Wednesday, 8 August 2012
Probo Harjanti
Dini hari saat berada di depan loket kecil khusus pelayanan di luar jam ‘normal’ apotek yang buka 24 jam, saya sedang menunggu pegawai apotek. Tiba-tiba terdengar deru motor melaju kencang sekali , melintas di depan apotik. Bising tentu, apalagi di pagi buta. Penjaga malam yang mlungker mingklik-mingklik di bangku panjang itu menggerutu dalam bahasa Jawa. Awalnya saya pikir dia tidur, ternyata tidak.
“ Ngebut kayak gitu tu cari apa ya Bu? Maunya apa?”
Penjaga malam masih grenengan ( menggerutu). Saya belum menanggapi, dia melanjutkan:
“Kalau pamer motor wong yang punya motor banyak, lebih bagus malah!”
Untuk menyenangkan hatinya, saya pun menanggapi.
“Mbrebegi (berisik) ya Pak…..Merasa kaya mungkin Pak.”
“Yang jauh lebih kaya banyak kan, Bu…”
Iya juga ya, lalu:
“Berani ngebut mungkin Pak…”
“Pembalap yang jauh lebih hebat banyak!”
“Merasa ganteng mungkin…….”
“Yang jauh lebih ganteng banyak Bu”, lalu: “ orang kok pamer …mau pamer apa, yang jauh lebih kaya, ganteng dan sopan, banyak.

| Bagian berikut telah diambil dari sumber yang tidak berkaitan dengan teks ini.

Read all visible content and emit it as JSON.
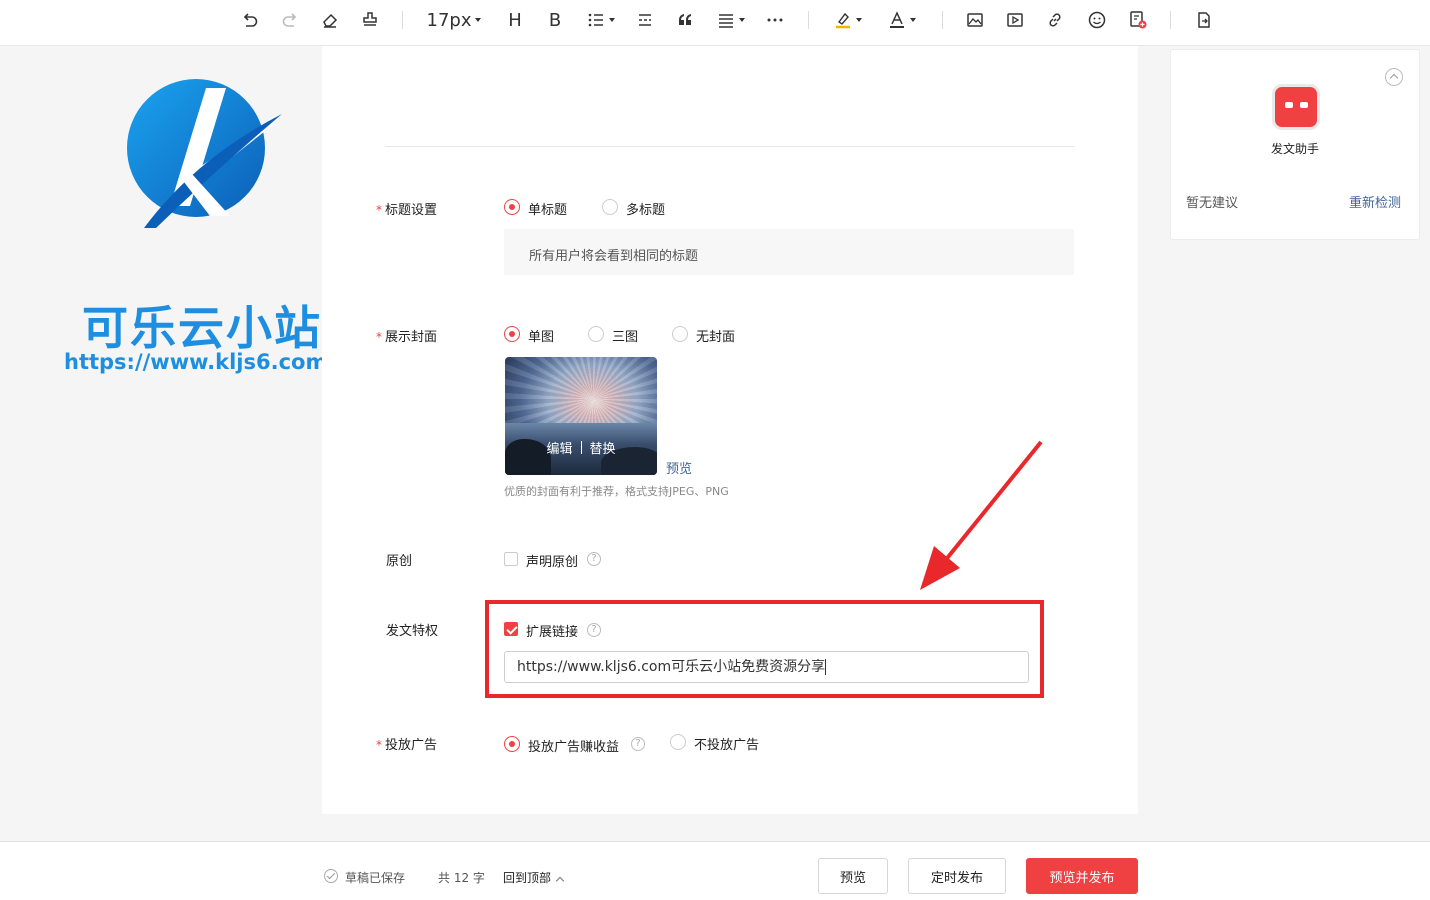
{
  "toolbar": {
    "font_size": "17px",
    "heading_glyph": "H",
    "bold_glyph": "B",
    "icons": [
      "undo-icon",
      "redo-icon",
      "eraser-icon",
      "format-painter-icon",
      "heading-icon",
      "bold-icon",
      "bullet-list-icon",
      "divider-icon",
      "quote-icon",
      "align-icon",
      "more-icon",
      "highlight-icon",
      "font-color-icon",
      "image-icon",
      "video-icon",
      "link-icon",
      "emoji-icon",
      "insert-card-icon",
      "import-doc-icon"
    ]
  },
  "watermark": {
    "title": "可乐云小站",
    "url": "https://www.kljs6.com/"
  },
  "form": {
    "title_setting": {
      "label": "标题设置",
      "options": [
        "单标题",
        "多标题"
      ],
      "selected": "单标题",
      "hint": "所有用户将会看到相同的标题"
    },
    "cover": {
      "label": "展示封面",
      "options": [
        "单图",
        "三图",
        "无封面"
      ],
      "selected": "单图",
      "edit": "编辑",
      "replace": "替换",
      "preview": "预览",
      "note": "优质的封面有利于推荐，格式支持JPEG、PNG"
    },
    "original": {
      "label": "原创",
      "checkbox": "声明原创",
      "checked": false
    },
    "privilege": {
      "label": "发文特权",
      "checkbox": "扩展链接",
      "checked": true,
      "link_value": "https://www.kljs6.com可乐云小站免费资源分享"
    },
    "ads": {
      "label": "投放广告",
      "options": [
        "投放广告赚收益",
        "不投放广告"
      ],
      "selected": "投放广告赚收益"
    }
  },
  "assistant": {
    "name": "发文助手",
    "empty": "暂无建议",
    "recheck": "重新检测"
  },
  "footer": {
    "saved": "草稿已保存",
    "word_count": "共 12 字",
    "back_top": "回到顶部",
    "preview": "预览",
    "schedule": "定时发布",
    "publish": "预览并发布"
  },
  "colors": {
    "accent": "#f04142",
    "link": "#406599",
    "annotation": "#e8282b",
    "logo": "#1e8fe0"
  }
}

Ini belum tentu kaya, belum tentu ganteng ..sudah bertingkah.”
“Jangan-jangan motorpun pinjaman ya pak…..kalau iya, mau membanggakan apa lagi ya?”
Sering sekali terjadi, orang yang ingin diperhatikan, tetapi dilakukan dengan cara yang tidak benar, hasilnya, alih-alih dipuji, justru umpatan yang didapat. Kadang terlontar kata yang mengharap si pemakai jalan tersebut jatuh atau apa biar kapok. Waduh…….
Didoakan jelek juga sering terjadi saat ada yang bersikap tidak sopan, atau malah kurang ajar. Semisal, naik motor lewat di depan orang banyak tanpa permisi, tetapi malah ngebut hingga meninggalkan asap dan debu, pasti yang terucap :”kejungkel kapok!”
Dan kalau jatuh beneran, belum tentu ditolong, yang ada disokurke, (bahasa Indonesianya apa ya?). Setidaknya bakal terlontar kata “rasain!”….gitu, atau ‘’kapokmu kapan…..”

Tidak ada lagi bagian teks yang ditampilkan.